Other than not getting caught -- Jones' preferred way to avoid contact -- his style is simple.

"I think it's because I really don't want to get hit," he said. "I don't know. If I see some people coming, I'll fall down or step out of bounds. I'm not shy about that. I think that just comes from being a quarterback. I don't mind getting hit, but I don't want to.

"That's just how I've always been. If I see the sideline and I have the first down, I might as well get out of bounds because it's a long season."

His 271 yards of total offense against New Mexico State last year in Arkansas' 48-20 win were the second-most of his career in a non-overtime game (356 against Florida in 2003).

"He really embarrassed us last year and our guys remember that," Els said.

Cottrell said the defense used Jones as its motivation to get better throughout the spring and offseason.

"I've never felt more unathletic than I did after that game last year," Cottrell said. "We let one man beat us and that can't happen again.

"He's definitely got a target on his back this year."

Jones isn't comfortable wearing that target, but said it may ultimately be for the best.

"I wish they wouldn't key on me," he said. "I wish they'd go key on somebody else. But if that's what they're going to do, I think that just opens up the game for our running backs and receivers to make plays."

FRESHMEN COME TO WORK
The most talked about items on Arkansas' newly released depth chart were the two freshmen listed 1-2 at bandit end.

Marcus Harrison of Little Rock Mills, who attended Hargrave (Va.) Military Academy last year, is the starter and true freshman Jamaal Anderson of Little Rock Parkview is the backup.

Junior Wes Murphy and senior Elliott Harris, who have a combined 55 games and 108 tackles between them in their careers, were simply beaten out during fall camp, Arkansas coach Houston Nutt said.

Injuries and academics also caused Reggie Banks, another expected starting contender at end, to miss a few practices and cost him against the young and hungry freshmen.
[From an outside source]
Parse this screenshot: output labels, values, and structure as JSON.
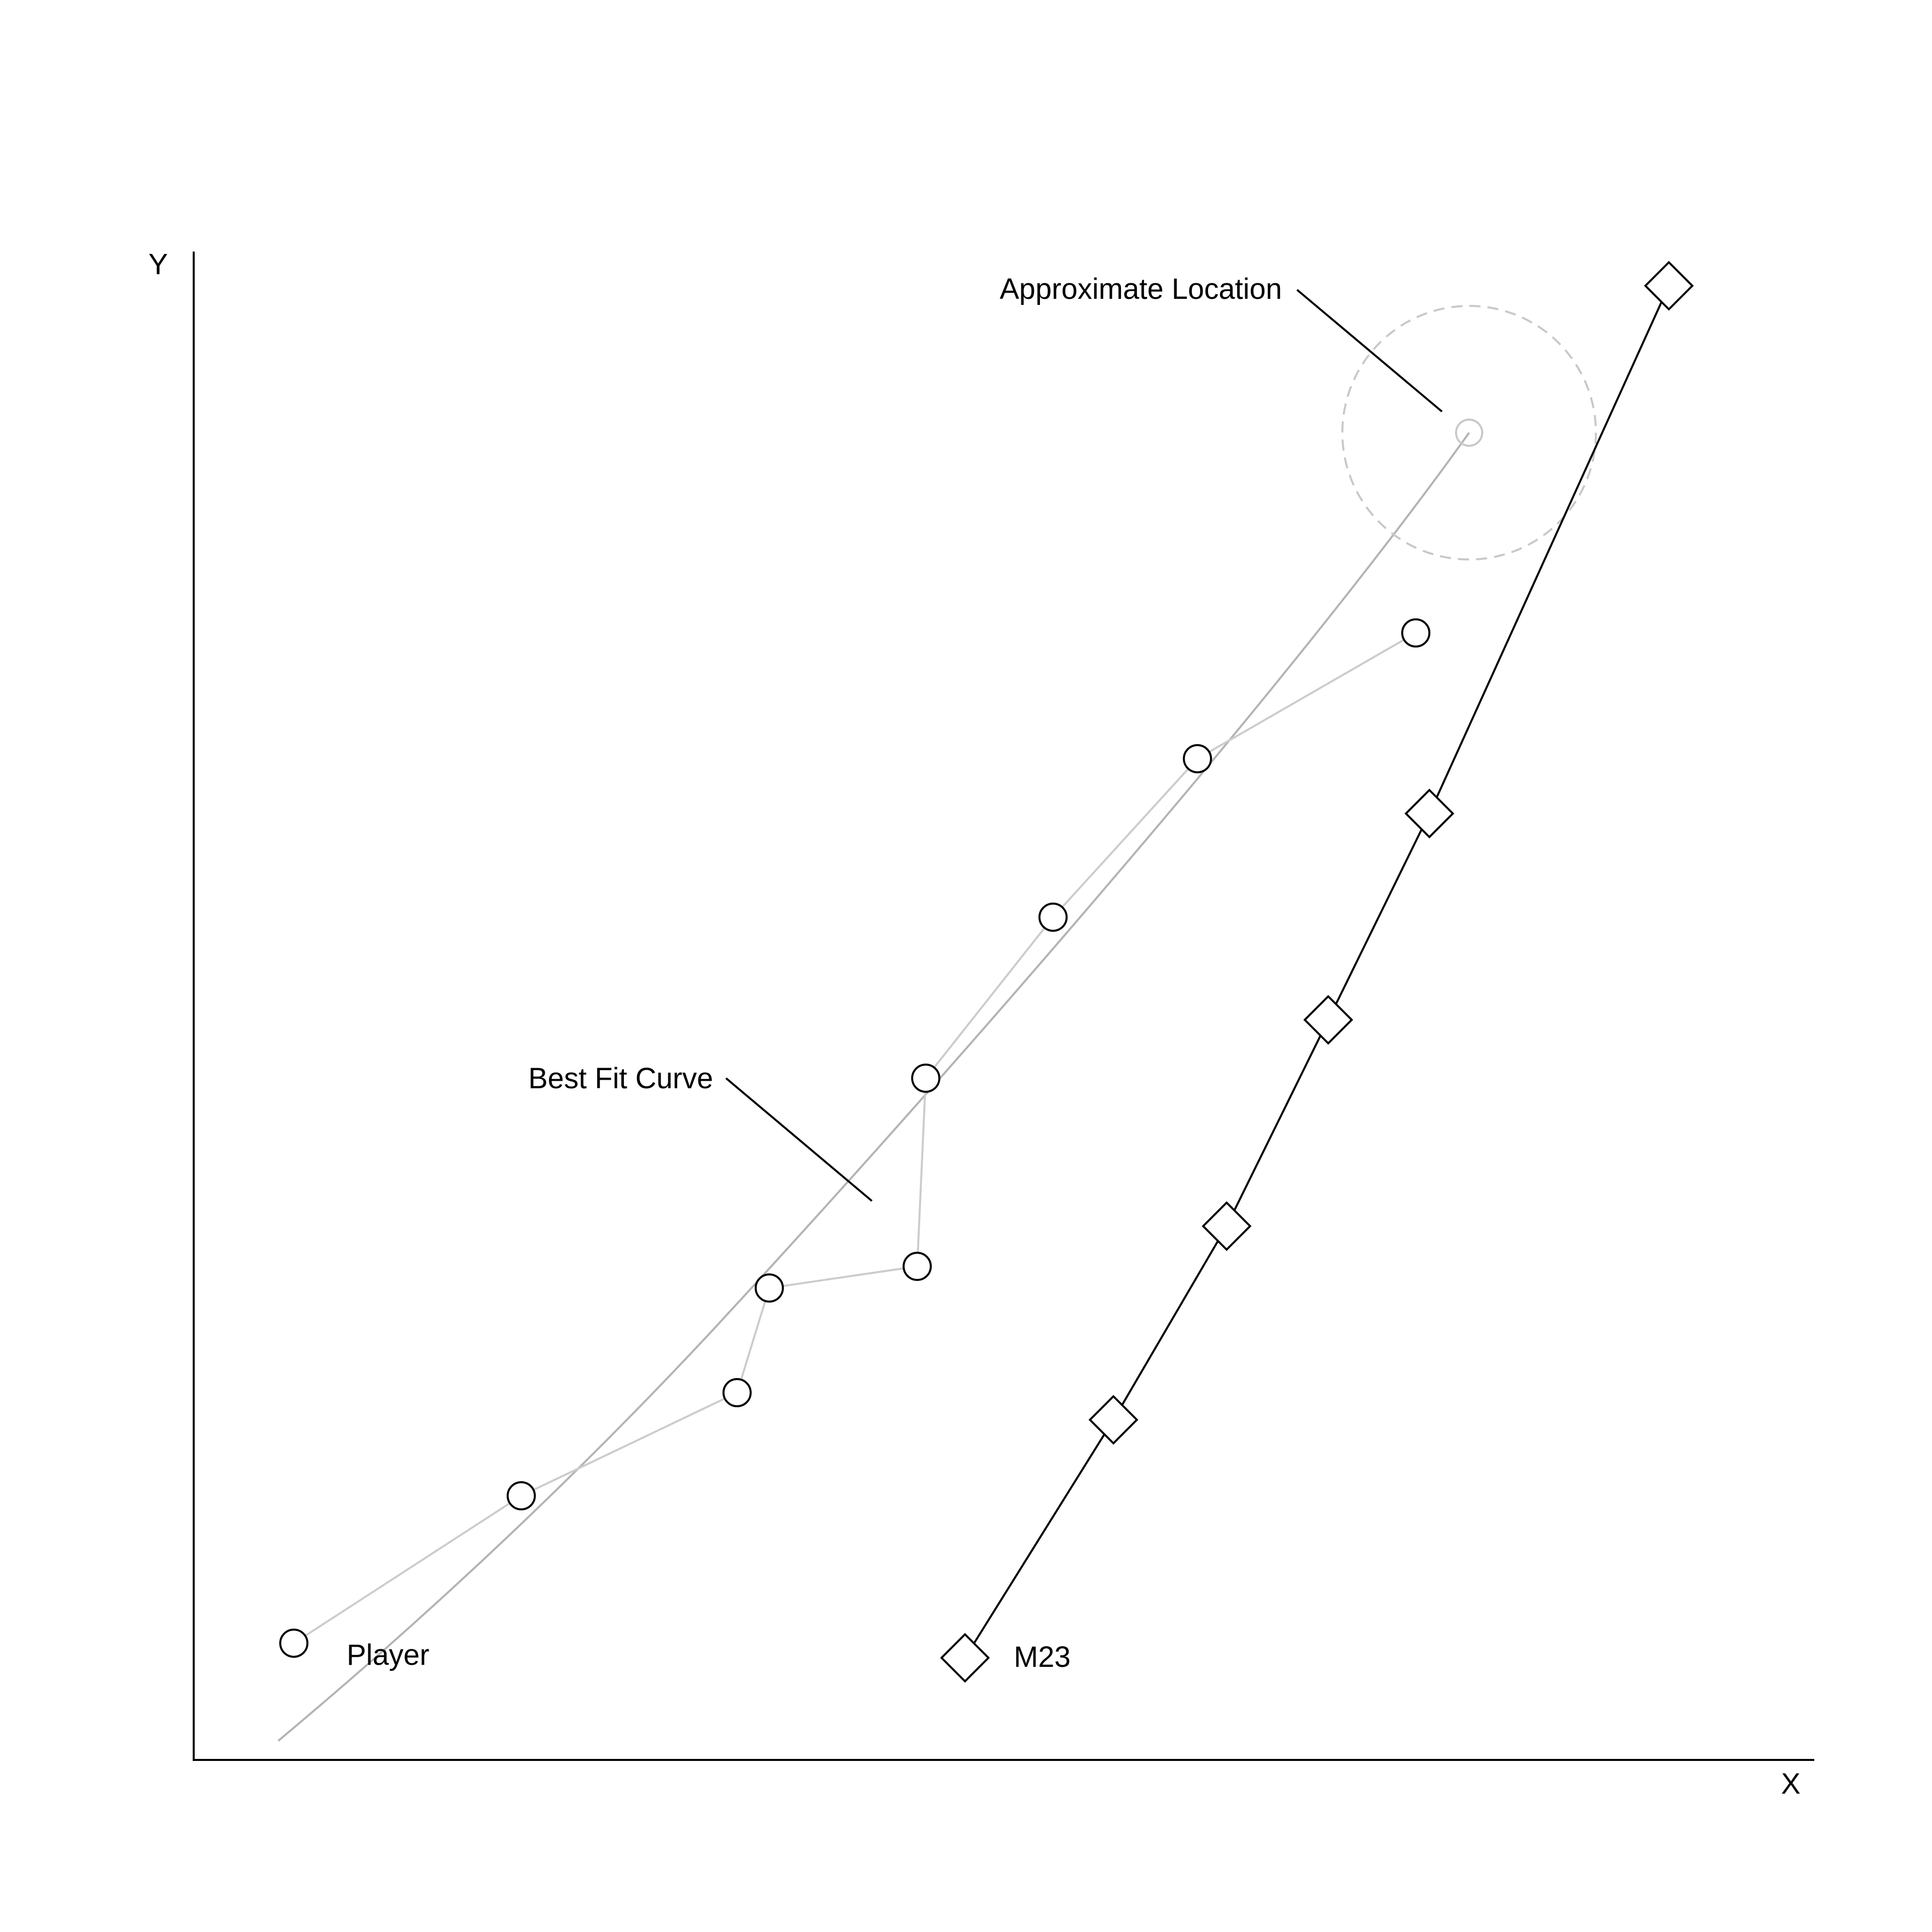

"The reason you see Marcus Harrison and Jamaal Anderson where they are is because they're talented and came in here and got a couple breaks with injuries," Nutt said. "They came in, they're running fast, chasing the ball, they don't know what to do every time. But they're going full speed and making plays. You have to give them a chance."

Nutt said the job of the coaching staff Tuesday was to make sure those players who didn't crack the two- or three-deep chart didn't lose heart.

"I don't like depth charts sometimes because it sometimes deflates ... you're moving somebody up and taking somebody else down," Nutt said. "Our job today for the first time is to tell the guys that see their name third or fourth don't give up. You keep going. You're a play away or two plays away."

MORE DEPTH CHART
Cedric Washington was the starter at kick returner last season, averaging 19.9 yards per return to rank seventh in the SEC.

Now in a primary role at wide receiver, coaches have relieved him of his return duties for the time being.

Washington also had a shoulder injury midway through August that held him out of some drills.

"He didn't get a lot of work at kickoff return during the middle of two-a-days," Nutt said. "So we decided to go another route. We feel like we can always move Cedric back there and he'll get the job done for us. But we feel like we have some good options back there with Dedrick Poole, Peyton Hillis, DeCori Birmingham, Michael Grant. We have some names we can put back there."

Nutt also said Tuesday that redshirt freshman cornerback Chris Houston and Poole will be the starters at gunner on the punt coverage team.

ROBINSON RETURNS
Junior outside linebacker Michael Robinson missed the last couple practices with a groin injury but was back at practice Tuesday.

Robinson was listed as the backup to Marcus Whitmore on the depth chart and Nutt was glad to have him back.

"It's a hard injury to heal, but he was back today, thank goodness," Nutt said.